Berlin Ostkreuz. Viel verändert sich hier. Ein komplett neuer Bahnhof ist im Aufbau. Eine Gruppe Bremer und Berliner haben hier den ersten Klamottentauschladen eröffnet. Wer den Kleider-tauschen-Leute-Laden betritt, sieht ein großes Angebot an Pullovern, Kleidern, T-Shirts. Alles umsonst. Manche "Kunden" bringen körbeweise ihre Kleidung ein.

Ich treffe Nils vom Klamottentauschladen:


Hallo NILS,

sind dir Kleider wichtig?

Kleider waren mir mal schon wichtiger. Jedenfalls das, was sie ausstrahlen sollen.

Wann kam es zu dem Punkt, wo du begonnen hast umzudenken?

Ich bin irgendwann empfänglicher geworden für bestimmte Infos. Dann hier ne Doku, da ne Veranstaltung, ein guter Text und ein augenöffnendes Gespräch und zack war ich drin. Schwierig ist bei der ganzen Kritik die Lebensfreude nicht zu verlieren, aber ohne positive Energie gibt es keine guten Veränderungen.

Wieviel Kleidung braucht der Mensch?

Anscheinend jedes Jahr 28 Kilo. Zumindest bei uns. Aber da ist wohl eher die Frage "Wieviel Mode braucht der Mensch?". Der wachsende Textilverbrauch wär' gar nicht so schlimm, wenn nicht die Produktion so beschämend rücksichtslos wäre. Alleine die ganzen Chemikalien, die in neuen Kleidungsstücken stecken. Wer gebraucht konsumiert, lebt definitiv gesünder.

Was ist dein Motiv? Willst du die Welt retten?

Nein, nicht die Welt retten. Eigene Spielregeln aufstellen und merken, dass es doch anders geht. Mit dem Klamottentauschladen wollen wir unsere Mitmenschen ein bisschen vom Geldumgang und wirtschaftlichen Konsum weglocken.

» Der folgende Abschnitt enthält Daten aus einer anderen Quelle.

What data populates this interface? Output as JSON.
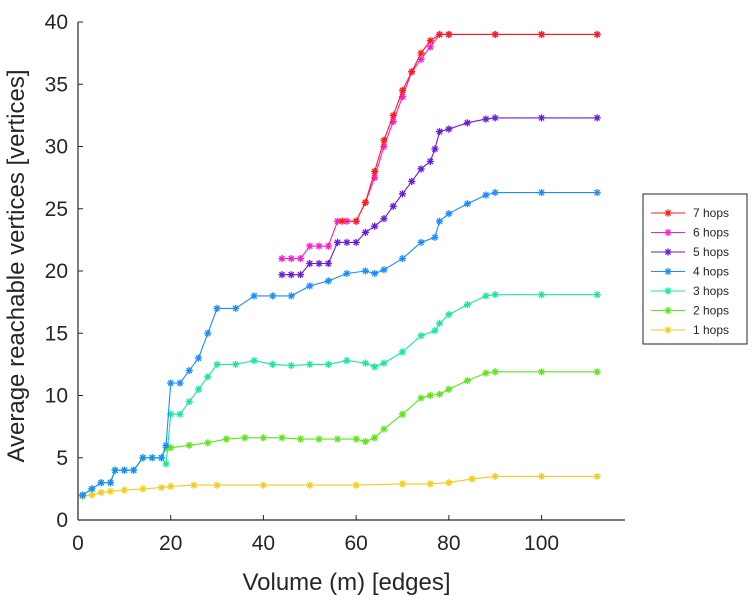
{
  "chart_data": {
    "type": "line",
    "title": "",
    "xlabel": "Volume (m) [edges]",
    "ylabel": "Average reachable vertices [vertices]",
    "xlim": [
      0,
      118
    ],
    "ylim": [
      0,
      40
    ],
    "xticks": [
      0,
      20,
      40,
      60,
      80,
      100
    ],
    "yticks": [
      0,
      5,
      10,
      15,
      20,
      25,
      30,
      35,
      40
    ],
    "marker": "asterisk",
    "legend_position": "right",
    "series": [
      {
        "name": "7 hops",
        "color": "#ff1a1a",
        "x": [
          57,
          60,
          62,
          64,
          66,
          68,
          70,
          72,
          74,
          76,
          78,
          80,
          90,
          100,
          112
        ],
        "y": [
          24,
          24,
          25.5,
          28,
          30.5,
          32.5,
          34.5,
          36,
          37.5,
          38.5,
          39,
          39,
          39,
          39,
          39
        ]
      },
      {
        "name": "6 hops",
        "color": "#ff1acd",
        "x": [
          44,
          46,
          48,
          50,
          52,
          54,
          56,
          58,
          60,
          62,
          64,
          66,
          68,
          70,
          72,
          74,
          76,
          78,
          80,
          90,
          100,
          112
        ],
        "y": [
          21,
          21,
          21,
          22,
          22,
          22,
          24,
          24,
          24,
          25.5,
          27.5,
          30,
          32,
          34,
          36,
          37,
          38,
          39,
          39,
          39,
          39,
          39
        ]
      },
      {
        "name": "5 hops",
        "color": "#6a1ad9",
        "x": [
          44,
          46,
          48,
          50,
          52,
          54,
          56,
          58,
          60,
          62,
          64,
          66,
          68,
          70,
          72,
          74,
          76,
          77,
          78,
          80,
          84,
          88,
          90,
          100,
          112
        ],
        "y": [
          19.7,
          19.7,
          19.7,
          20.6,
          20.6,
          20.6,
          22.3,
          22.3,
          22.3,
          23.1,
          23.6,
          24.2,
          25.2,
          26.2,
          27.2,
          28.2,
          28.8,
          29.8,
          31.2,
          31.4,
          31.9,
          32.2,
          32.3,
          32.3,
          32.3
        ]
      },
      {
        "name": "4 hops",
        "color": "#1a8cff",
        "x": [
          1,
          3,
          5,
          7,
          8,
          10,
          12,
          14,
          16,
          18,
          19,
          20,
          22,
          24,
          26,
          28,
          30,
          34,
          38,
          42,
          46,
          50,
          54,
          58,
          62,
          64,
          66,
          70,
          74,
          77,
          78,
          80,
          84,
          88,
          90,
          100,
          112
        ],
        "y": [
          2,
          2.5,
          3,
          3,
          4,
          4,
          4,
          5,
          5,
          5,
          6,
          11,
          11,
          12,
          13,
          15,
          17,
          17,
          18,
          18,
          18,
          18.8,
          19.2,
          19.8,
          20,
          19.8,
          20.1,
          21,
          22.3,
          22.7,
          24,
          24.6,
          25.4,
          26.1,
          26.3,
          26.3,
          26.3
        ]
      },
      {
        "name": "3 hops",
        "color": "#1ae6a0",
        "x": [
          1,
          3,
          5,
          7,
          8,
          10,
          12,
          14,
          16,
          18,
          19,
          20,
          22,
          24,
          26,
          28,
          30,
          34,
          38,
          42,
          46,
          50,
          54,
          58,
          62,
          64,
          66,
          70,
          74,
          77,
          78,
          80,
          84,
          88,
          90,
          100,
          112
        ],
        "y": [
          2,
          2.5,
          3,
          3,
          4,
          4,
          4,
          5,
          5,
          5,
          4.5,
          8.5,
          8.5,
          9.5,
          10.5,
          11.5,
          12.5,
          12.5,
          12.8,
          12.5,
          12.4,
          12.5,
          12.5,
          12.8,
          12.6,
          12.3,
          12.6,
          13.5,
          14.8,
          15.2,
          15.8,
          16.5,
          17.3,
          18,
          18.1,
          18.1,
          18.1
        ]
      },
      {
        "name": "2 hops",
        "color": "#5ae61a",
        "x": [
          1,
          3,
          5,
          7,
          8,
          10,
          12,
          14,
          16,
          18,
          19,
          20,
          24,
          28,
          32,
          36,
          40,
          44,
          48,
          52,
          56,
          60,
          62,
          64,
          66,
          70,
          74,
          76,
          78,
          80,
          84,
          88,
          90,
          100,
          112
        ],
        "y": [
          2,
          2.5,
          3,
          3,
          4,
          4,
          4,
          5,
          5,
          5,
          5.8,
          5.8,
          6,
          6.2,
          6.5,
          6.6,
          6.6,
          6.6,
          6.5,
          6.5,
          6.5,
          6.5,
          6.3,
          6.6,
          7.3,
          8.5,
          9.8,
          10,
          10.1,
          10.5,
          11.2,
          11.8,
          11.9,
          11.9,
          11.9
        ]
      },
      {
        "name": "1 hops",
        "color": "#f2cc1a",
        "x": [
          1,
          3,
          5,
          7,
          10,
          14,
          18,
          20,
          25,
          30,
          40,
          50,
          60,
          70,
          76,
          80,
          85,
          90,
          100,
          112
        ],
        "y": [
          1.9,
          2,
          2.2,
          2.3,
          2.4,
          2.5,
          2.6,
          2.7,
          2.8,
          2.8,
          2.8,
          2.8,
          2.8,
          2.9,
          2.9,
          3,
          3.3,
          3.5,
          3.5,
          3.5
        ]
      }
    ]
  }
}
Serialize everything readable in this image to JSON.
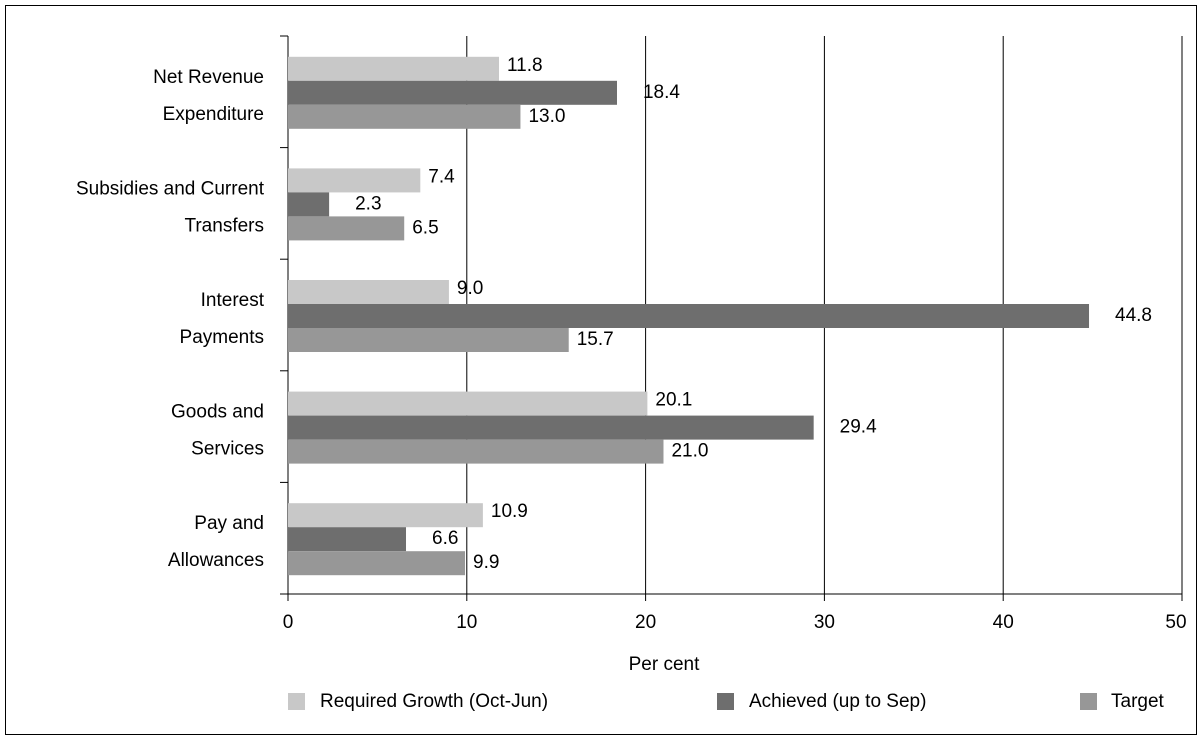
{
  "chart_data": {
    "type": "bar",
    "orientation": "horizontal",
    "categories": [
      [
        "Net Revenue",
        "Expenditure"
      ],
      [
        "Subsidies and Current",
        "Transfers"
      ],
      [
        "Interest",
        "Payments"
      ],
      [
        "Goods and",
        "Services"
      ],
      [
        "Pay and",
        "Allowances"
      ]
    ],
    "series": [
      {
        "name": "Required Growth (Oct-Jun)",
        "color": "#c8c8c8",
        "values": [
          11.8,
          7.4,
          9.0,
          20.1,
          10.9
        ],
        "labels": [
          "11.8",
          "7.4",
          "9.0",
          "20.1",
          "10.9"
        ]
      },
      {
        "name": "Achieved (up to Sep)",
        "color": "#6e6e6e",
        "values": [
          18.4,
          2.3,
          44.8,
          29.4,
          6.6
        ],
        "labels": [
          "18.4",
          "2.3",
          "44.8",
          "29.4",
          "6.6"
        ]
      },
      {
        "name": "Target",
        "color": "#979797",
        "values": [
          13.0,
          6.5,
          15.7,
          21.0,
          9.9
        ],
        "labels": [
          "13.0",
          "6.5",
          "15.7",
          "21.0",
          "9.9"
        ]
      }
    ],
    "xlabel": "Per cent",
    "xlim": [
      0,
      50
    ],
    "xticks": [
      0,
      10,
      20,
      30,
      40,
      50
    ],
    "grid": "vertical",
    "legend": "bottom"
  }
}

Danke für deine interessanten Gedanken. Ciao

* * *

Der Laden ist eine Kritik am Shopping-Kult, der ohne Bewusstsein und nur am eigenen Lifestyle, die Welt zugrunde richtet. Es gilt: Innerhalb der Räumlichkeiten wird Geld kein praktischer Tauschwert beigemessen. Der Textilaustausch richtet sich nach dem individuellen Bedarf, dem Einbringen von Tauschwaren und gemeinschaftlicher Fairness. Fast zu viel gelebte Utopie auf einmal.

Was antreibt

Textilien sind besondere Grundprodukte. Wie keine andere Sache liegen sie am Menschen, sie sind "Teil" des Menschen. Kleidung "ist" der Mensch, zumindestens der erste Eindruck, den ein Mensch geben kann.

Auch Rainer "arbeitet" für den Kleidertauschladen.

Hallo RAINER,

Warum betreibst du den Klamottentauschladen?

Wir wollen kwirlen durch die Gesellschaft. Nett sein. Ich tu das aus freien Stücken. Es gibt Überkonsum. Für den Kauf muss extra etwas hergestellt werden. Es ist besser, bereits hergestellte Waren wieder in Umlauf zu bringen.

* * *

Als Produkt im Kapitalismus ist Kleidung für die Wirtschaft ein Mittel zum Profit. So wundert es nicht, dass Mode immer kürzeren Zyklen unterliegt und der Textilkonsum stetig wächst. Die Textilindustrie schafft die Lebensstile, die Bedürfnisse, setzt die Trends.

So wurden die Deutschen Weltmeister beim Textilverbrauch und zwar mit einem Jahresdurchschnittverbrauch pro Körper von 28 Kilogramm. Doch nicht nur die Ursachen des Überkonsums auch die Folgen sind ein Problem.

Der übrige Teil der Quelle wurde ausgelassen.